College basketball, like the sport played here at Thompson-Boling Arena at the University of Tennessee, for example, is extremely popular with U.S. fans. Photo: Olivier
Edward Furey

Clear View of the Game

Amiran® panels serve as transparent ”safety rails” at the University of Tennessee’s Thompson-Boling Arena and offer a much clearer view of the court.

When 22,000 fans pack the Thompson-Boling arena to see the University of Tennessee Vols battle their Southeastern Conference foes, they want to see the game. Until recently, however, conventional safety rails partially blocked the view. All too often, the occulted portion of the court was where the critical action was taking place.

Sight lines are a critical ­aspect of arena and stadium design. Fans at older venues have long complained of the obstructed views from seats behind load bearing pillars. Modern architecture and design have removed the traditional pillars, leaving only the final frontier for sight lines – the safety rails that secure fans on the upper levels.

Traditional safety rails have been just that, metal or other stout rails that can handle the job of preventing people from falling off the mezzanine, but the rails often eclipse parts of the basketball court below. Similar problems arose with concerts and other performances.
Thanks to the use of anti-­reflective glass from SCHOTT for the railings, spectators can follow the game in true color without being bothered by annoying reflections. Photo: SCHOTT/D. Massengill
The Thompson-Boling Arena had been serving the university well for two decades when the university decided to bring it up to date. A new scoreboard with more features, better concourse graphics, improved lighting, new food courts and ticket kiosks were added. And, of course, the arena has the inevitable luxury suites and loge seating. None of this was exceptional. Arenas all over the country make such upgrades to their amenities. But the university wondered whether something special could be done to clear up the sight lines. The first problem encountered was the material to replace the safety rails. Glass in some form was an obvious solution, but glass has its own problems. The arena was lit with artificial light. Glass panels along the different levels would reflect at least some of that light back across the arena, annoying fans sitting in the areas reached by the reflections. The polished arena floors also reflect light back into the stands. The basketball court is more brightly lit than the seating areas, which causes reflections that can make it difficult for fans behind conventional glass to see the court. The glass itself had to be strong enough to do the job – it had to be able to carry the load of the heavier fans leaning on it without buckling or, even worse, shattering. High light transmission was also required, because the artificial lighting in the arena is still far dimmer than sunlight.
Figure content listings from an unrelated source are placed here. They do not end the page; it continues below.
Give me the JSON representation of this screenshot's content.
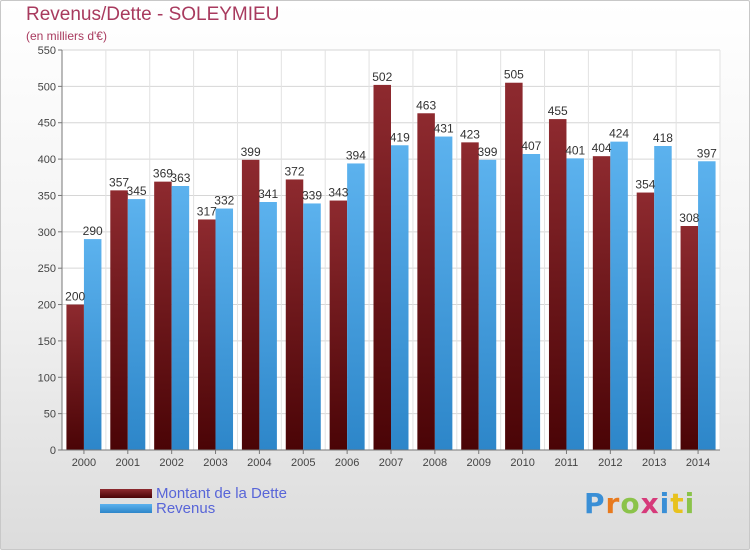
{
  "title": "Revenus/Dette - SOLEYMIEU",
  "subtitle": "(en milliers d'€)",
  "logo": {
    "letters": [
      "P",
      "r",
      "o",
      "x",
      "i",
      "t",
      "i"
    ],
    "colors": [
      "#3a8fd6",
      "#e87a1e",
      "#8bc34a",
      "#d63a7a",
      "#3a8fd6",
      "#e8c21e",
      "#8bc34a"
    ]
  },
  "colors": {
    "dette": "#7a1e22",
    "revenus": "#4aa3e4",
    "title": "#a83a5e",
    "legend_text": "#5865d8"
  },
  "chart_data": {
    "type": "bar",
    "categories": [
      "2000",
      "2001",
      "2002",
      "2003",
      "2004",
      "2005",
      "2006",
      "2007",
      "2008",
      "2009",
      "2010",
      "2011",
      "2012",
      "2013",
      "2014"
    ],
    "series": [
      {
        "name": "Montant de la Dette",
        "values": [
          200,
          357,
          369,
          317,
          399,
          372,
          343,
          502,
          463,
          423,
          505,
          455,
          404,
          354,
          308
        ]
      },
      {
        "name": "Revenus",
        "values": [
          290,
          345,
          363,
          332,
          341,
          339,
          394,
          419,
          431,
          399,
          407,
          401,
          424,
          418,
          397
        ]
      }
    ],
    "yticks": [
      0,
      50,
      100,
      150,
      200,
      250,
      300,
      350,
      400,
      450,
      500,
      550
    ],
    "ylim": [
      0,
      550
    ],
    "grid": true,
    "legend_position": "bottom-left"
  }
}
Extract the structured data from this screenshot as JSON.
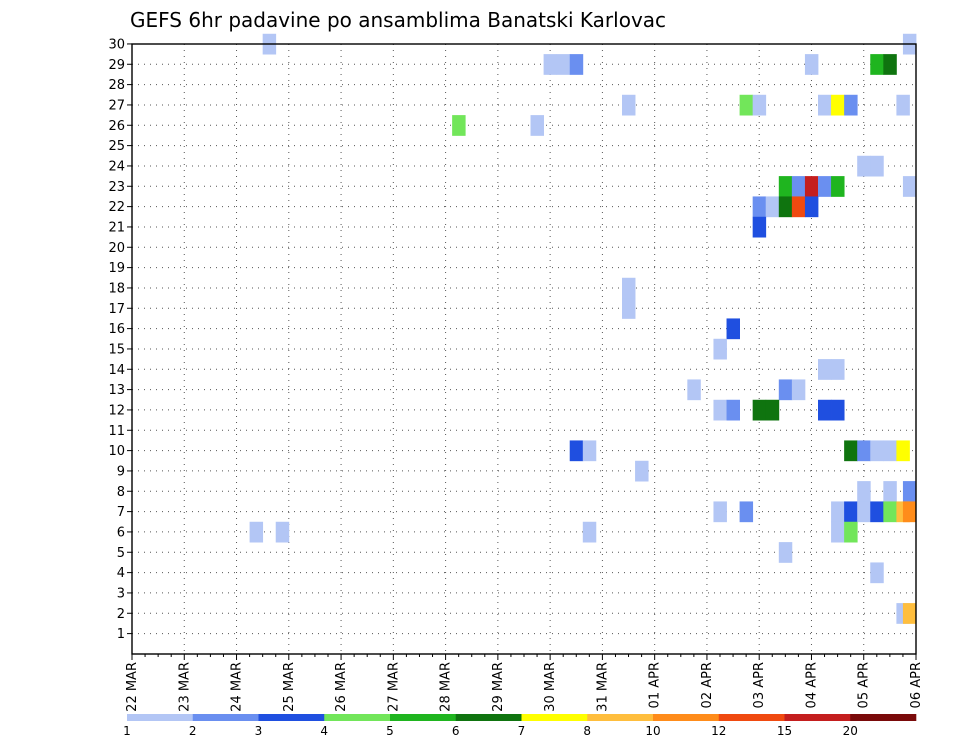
{
  "chart_data": {
    "type": "heatmap",
    "title": "GEFS 6hr padavine po ansamblima Banatski Karlovac",
    "members": [
      1,
      2,
      3,
      4,
      5,
      6,
      7,
      8,
      9,
      10,
      11,
      12,
      13,
      14,
      15,
      16,
      17,
      18,
      19,
      20,
      21,
      22,
      23,
      24,
      25,
      26,
      27,
      28,
      29,
      30
    ],
    "x_tick_labels": [
      "22 MAR",
      "23 MAR",
      "24 MAR",
      "25 MAR",
      "26 MAR",
      "27 MAR",
      "28 MAR",
      "29 MAR",
      "30 MAR",
      "31 MAR",
      "01 APR",
      "02 APR",
      "03 APR",
      "04 APR",
      "05 APR",
      "06 APR"
    ],
    "x_range_steps": [
      0,
      60
    ],
    "steps_per_day": 4,
    "legend_ticks": [
      "1",
      "2",
      "3",
      "4",
      "5",
      "6",
      "7",
      "8",
      "10",
      "12",
      "15",
      "20"
    ],
    "legend_colors": [
      "#b3c6f5",
      "#6a8ff0",
      "#1f4fe0",
      "#72e65a",
      "#1fb51f",
      "#0f740f",
      "#ffff00",
      "#ffbe3d",
      "#ff8c1a",
      "#f04a10",
      "#c41e1e",
      "#7a0a0a"
    ],
    "cells": [
      {
        "member": 30,
        "step": 10.5,
        "cls": 0
      },
      {
        "member": 30,
        "step": 59.5,
        "cls": 0
      },
      {
        "member": 29,
        "step": 32,
        "cls": 0
      },
      {
        "member": 29,
        "step": 33,
        "cls": 0
      },
      {
        "member": 29,
        "step": 34,
        "cls": 1
      },
      {
        "member": 29,
        "step": 52,
        "cls": 0
      },
      {
        "member": 29,
        "step": 57,
        "cls": 4
      },
      {
        "member": 29,
        "step": 58,
        "cls": 5
      },
      {
        "member": 27,
        "step": 38,
        "cls": 0
      },
      {
        "member": 27,
        "step": 47,
        "cls": 3
      },
      {
        "member": 27,
        "step": 48,
        "cls": 0
      },
      {
        "member": 27,
        "step": 53,
        "cls": 0
      },
      {
        "member": 27,
        "step": 54,
        "cls": 6
      },
      {
        "member": 27,
        "step": 55,
        "cls": 1
      },
      {
        "member": 27,
        "step": 59,
        "cls": 0
      },
      {
        "member": 26,
        "step": 25,
        "cls": 3
      },
      {
        "member": 26,
        "step": 31,
        "cls": 0
      },
      {
        "member": 24,
        "step": 56,
        "cls": 0
      },
      {
        "member": 24,
        "step": 57,
        "cls": 0
      },
      {
        "member": 23,
        "step": 50,
        "cls": 4
      },
      {
        "member": 23,
        "step": 51,
        "cls": 1
      },
      {
        "member": 23,
        "step": 52,
        "cls": 10
      },
      {
        "member": 23,
        "step": 53,
        "cls": 1
      },
      {
        "member": 23,
        "step": 54,
        "cls": 4
      },
      {
        "member": 23,
        "step": 59.5,
        "cls": 0
      },
      {
        "member": 22,
        "step": 48,
        "cls": 1
      },
      {
        "member": 22,
        "step": 49,
        "cls": 0
      },
      {
        "member": 22,
        "step": 50,
        "cls": 5
      },
      {
        "member": 22,
        "step": 51,
        "cls": 9
      },
      {
        "member": 22,
        "step": 52,
        "cls": 2
      },
      {
        "member": 21,
        "step": 48,
        "cls": 2
      },
      {
        "member": 18,
        "step": 38,
        "cls": 0
      },
      {
        "member": 17,
        "step": 38,
        "cls": 0
      },
      {
        "member": 16,
        "step": 46,
        "cls": 2
      },
      {
        "member": 15,
        "step": 45,
        "cls": 0
      },
      {
        "member": 14,
        "step": 53,
        "cls": 0
      },
      {
        "member": 14,
        "step": 54,
        "cls": 0
      },
      {
        "member": 13,
        "step": 43,
        "cls": 0
      },
      {
        "member": 13,
        "step": 50,
        "cls": 1
      },
      {
        "member": 13,
        "step": 51,
        "cls": 0
      },
      {
        "member": 12,
        "step": 45,
        "cls": 0
      },
      {
        "member": 12,
        "step": 46,
        "cls": 1
      },
      {
        "member": 12,
        "step": 48,
        "cls": 5
      },
      {
        "member": 12,
        "step": 49,
        "cls": 5
      },
      {
        "member": 12,
        "step": 53,
        "cls": 2
      },
      {
        "member": 12,
        "step": 54,
        "cls": 2
      },
      {
        "member": 10,
        "step": 34,
        "cls": 2
      },
      {
        "member": 10,
        "step": 35,
        "cls": 0
      },
      {
        "member": 10,
        "step": 55,
        "cls": 5
      },
      {
        "member": 10,
        "step": 56,
        "cls": 1
      },
      {
        "member": 10,
        "step": 57,
        "cls": 0
      },
      {
        "member": 10,
        "step": 58,
        "cls": 0
      },
      {
        "member": 10,
        "step": 59,
        "cls": 6
      },
      {
        "member": 9,
        "step": 39,
        "cls": 0
      },
      {
        "member": 8,
        "step": 56,
        "cls": 0
      },
      {
        "member": 8,
        "step": 58,
        "cls": 0
      },
      {
        "member": 8,
        "step": 59.5,
        "cls": 1
      },
      {
        "member": 7,
        "step": 45,
        "cls": 0
      },
      {
        "member": 7,
        "step": 47,
        "cls": 1
      },
      {
        "member": 7,
        "step": 54,
        "cls": 0
      },
      {
        "member": 7,
        "step": 55,
        "cls": 2
      },
      {
        "member": 7,
        "step": 56,
        "cls": 0
      },
      {
        "member": 7,
        "step": 57,
        "cls": 2
      },
      {
        "member": 7,
        "step": 58,
        "cls": 3
      },
      {
        "member": 7,
        "step": 59,
        "cls": 7
      },
      {
        "member": 7,
        "step": 59.5,
        "cls": 8
      },
      {
        "member": 6,
        "step": 9.5,
        "cls": 0
      },
      {
        "member": 6,
        "step": 11.5,
        "cls": 0
      },
      {
        "member": 6,
        "step": 35,
        "cls": 0
      },
      {
        "member": 6,
        "step": 54,
        "cls": 0
      },
      {
        "member": 6,
        "step": 55,
        "cls": 3
      },
      {
        "member": 5,
        "step": 50,
        "cls": 0
      },
      {
        "member": 4,
        "step": 57,
        "cls": 0
      },
      {
        "member": 2,
        "step": 59,
        "cls": 0
      },
      {
        "member": 2,
        "step": 59.5,
        "cls": 7
      }
    ]
  }
}
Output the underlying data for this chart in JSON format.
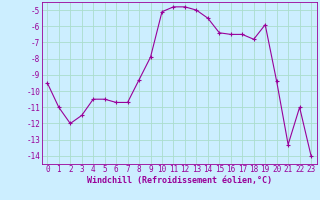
{
  "x": [
    0,
    1,
    2,
    3,
    4,
    5,
    6,
    7,
    8,
    9,
    10,
    11,
    12,
    13,
    14,
    15,
    16,
    17,
    18,
    19,
    20,
    21,
    22,
    23
  ],
  "y": [
    -9.5,
    -11.0,
    -12.0,
    -11.5,
    -10.5,
    -10.5,
    -10.7,
    -10.7,
    -9.3,
    -7.9,
    -5.1,
    -4.8,
    -4.8,
    -5.0,
    -5.5,
    -6.4,
    -6.5,
    -6.5,
    -6.8,
    -5.9,
    -9.4,
    -13.3,
    -11.0,
    -14.0
  ],
  "line_color": "#990099",
  "marker": "+",
  "marker_size": 3,
  "marker_linewidth": 0.8,
  "xlabel": "Windchill (Refroidissement éolien,°C)",
  "xlabel_fontsize": 6,
  "xlim": [
    -0.5,
    23.5
  ],
  "ylim": [
    -14.5,
    -4.5
  ],
  "yticks": [
    -5,
    -6,
    -7,
    -8,
    -9,
    -10,
    -11,
    -12,
    -13,
    -14
  ],
  "xticks": [
    0,
    1,
    2,
    3,
    4,
    5,
    6,
    7,
    8,
    9,
    10,
    11,
    12,
    13,
    14,
    15,
    16,
    17,
    18,
    19,
    20,
    21,
    22,
    23
  ],
  "tick_fontsize": 5.5,
  "background_color": "#cceeff",
  "grid_color": "#aaddcc",
  "line_width": 0.8
}
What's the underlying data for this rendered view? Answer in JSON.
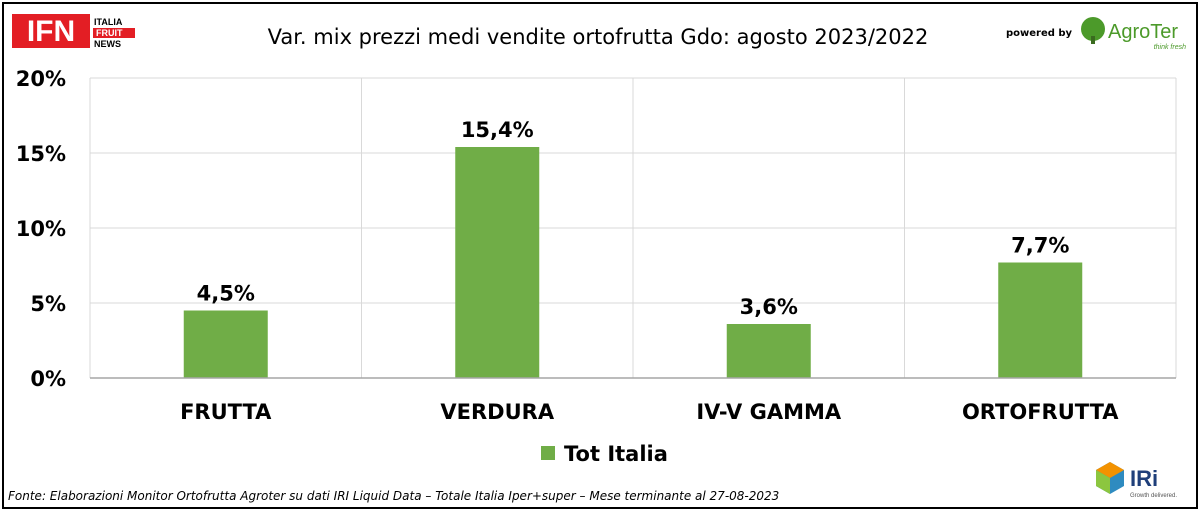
{
  "header": {
    "logo_left": {
      "mark": "IFN",
      "line1": "ITALIA",
      "line2": "FRUIT",
      "line3": "NEWS"
    },
    "powered_by": "powered by",
    "logo_right": {
      "name": "AgroTer",
      "tagline": "think fresh"
    }
  },
  "footer": {
    "source": "Fonte: Elaborazioni Monitor Ortofrutta Agroter su dati IRI Liquid Data – Totale Italia Iper+super – Mese terminante al 27-08-2023",
    "logo": {
      "name": "IRi",
      "tagline": "Growth delivered."
    }
  },
  "colors": {
    "bar": "#70ad47",
    "grid": "#d9d9d9",
    "ifn_red": "#e31e24",
    "agroter_green": "#4c9a2a"
  },
  "chart_data": {
    "type": "bar",
    "title": "Var. mix prezzi medi vendite ortofrutta Gdo: agosto 2023/2022",
    "categories": [
      "FRUTTA",
      "VERDURA",
      "IV-V GAMMA",
      "ORTOFRUTTA"
    ],
    "series": [
      {
        "name": "Tot Italia",
        "values": [
          4.5,
          15.4,
          3.6,
          7.7
        ],
        "labels": [
          "4,5%",
          "15,4%",
          "3,6%",
          "7,7%"
        ]
      }
    ],
    "ylim": [
      0,
      20
    ],
    "yticks": [
      0,
      5,
      10,
      15,
      20
    ],
    "ytick_labels": [
      "0%",
      "5%",
      "10%",
      "15%",
      "20%"
    ],
    "grid": true,
    "legend": "bottom-center"
  }
}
Amiran®, the anti-reflective glass from SCHOTT solved all of these problems for UT, Arena Associated Architects, structural consultant Allied Glass Experts, glazier asi Limited and general contractor Blaine Construction Corporation. Amiran® glass reduces reflections to less than 1 percent, solving the problem looking from a darker area to brighter area. The true colors of the team and cheerleader uniforms shine through, too, thanks to superior light transmission – 98 percent as opposed to 91 percent for conventional float glass.

The Amiran® panels of the seamless safety rails rise from a base, a few inches above the floor of the first row of the mezzanine level and the loge luxury seats. The metal frames at the base secure the Amiran® panels, which range in height from 36 to 48 inches. To ensure safety, the glass is a three-layer annealed laminate. The metal base is not transparent, of course, but it only blocks the view of the seats below; the court is always visible. These revolutionary safety rails have been in place throughout the 2007-08 basketball season. Another important consideration was cost. The UT athletic program is one of the very few in the United States to receive no state funding. The Amiran® anti-reflective glass solution offered high performance at a competitive cost.